Commons : Skeleton clock  - collection of images, videos and audio files
Commons : Skeleton watches  - collection of images, videos and audio files

Individual evidence

  1. Rudi Koch (Ed.): BI-Lexicon - clocks and time measurement. VEB Leipzig, 1986, ISBN 3-323-00100-1 , p. 194
  2. Skeleton watch in Illustrated specialist dictionary of watchmaking
  3. ^ Helmut Kahlert , Richard Mühe , Gisbert L. Brunner , Christian Pfeiffer-Belli: wrist watches: 100 years of development history. Callwey, Munich 1983; 5th edition, ibid 1996, ISBN 3-7667-1241-1 , p. 505.
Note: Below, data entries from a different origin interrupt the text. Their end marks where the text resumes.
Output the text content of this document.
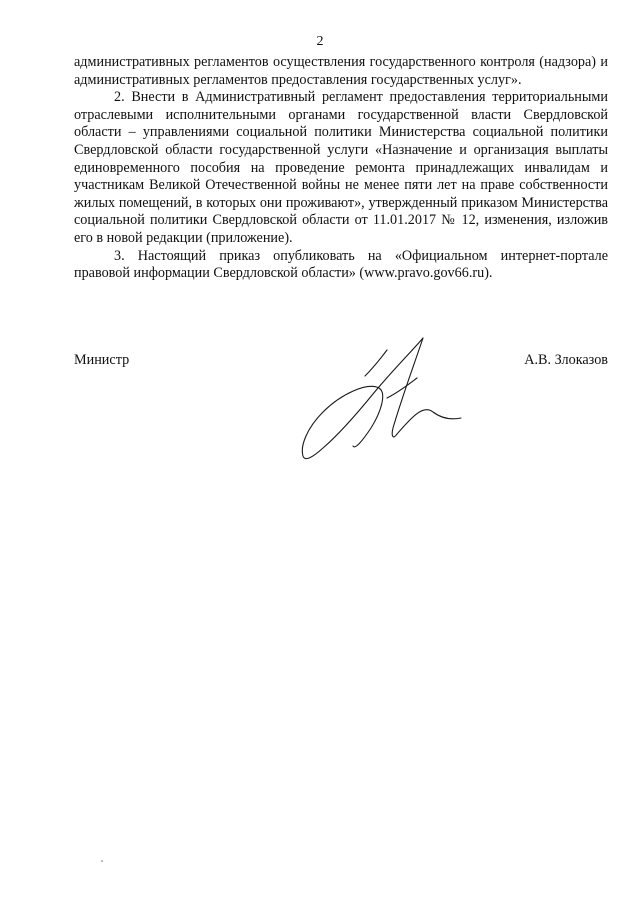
2

административных регламентов осуществления государственного контроля (надзора) и административных регламентов предоставления государственных услуг».

2. Внести в Административный регламент предоставления территориальными отраслевыми исполнительными органами государственной власти Свердловской области – управлениями социальной политики Министерства социальной политики Свердловской области государственной услуги «Назначение и организация выплаты единовременного пособия на проведение ремонта принадлежащих инвалидам и участникам Великой Отечественной войны не менее пяти лет на праве собственности жилых помещений, в которых они проживают», утвержденный приказом Министерства социальной политики Свердловской области от 11.01.2017 № 12, изменения, изложив его в новой редакции (приложение).

3. Настоящий приказ опубликовать на «Официальном интернет-портале правовой информации Свердловской области» (www.pravo.gov66.ru).

Министр	А.В. Злоказов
  4. Skeleton clock (2) in UhrenLexikon
  5. Viktor Pröstler: Callweys manual of the clock types. From the wristwatch to the zappler. Callwey Munich 1994, ISBN 3-7667-1098-2 , p. 80
  6. Fritz von Osterhausen: Callweys lexicon. Munich 1999, ISBN 3-7667-1353-1 , p. 200
  7. Skeleton clock (1) in UhrenLexikon
  8. ^ Helmut Kahlert, Richard Mühe, Gisbert L. Brunner, Christian Pfeiffer-Belli: wrist watches: 100 years of development history. 1996, p. 505.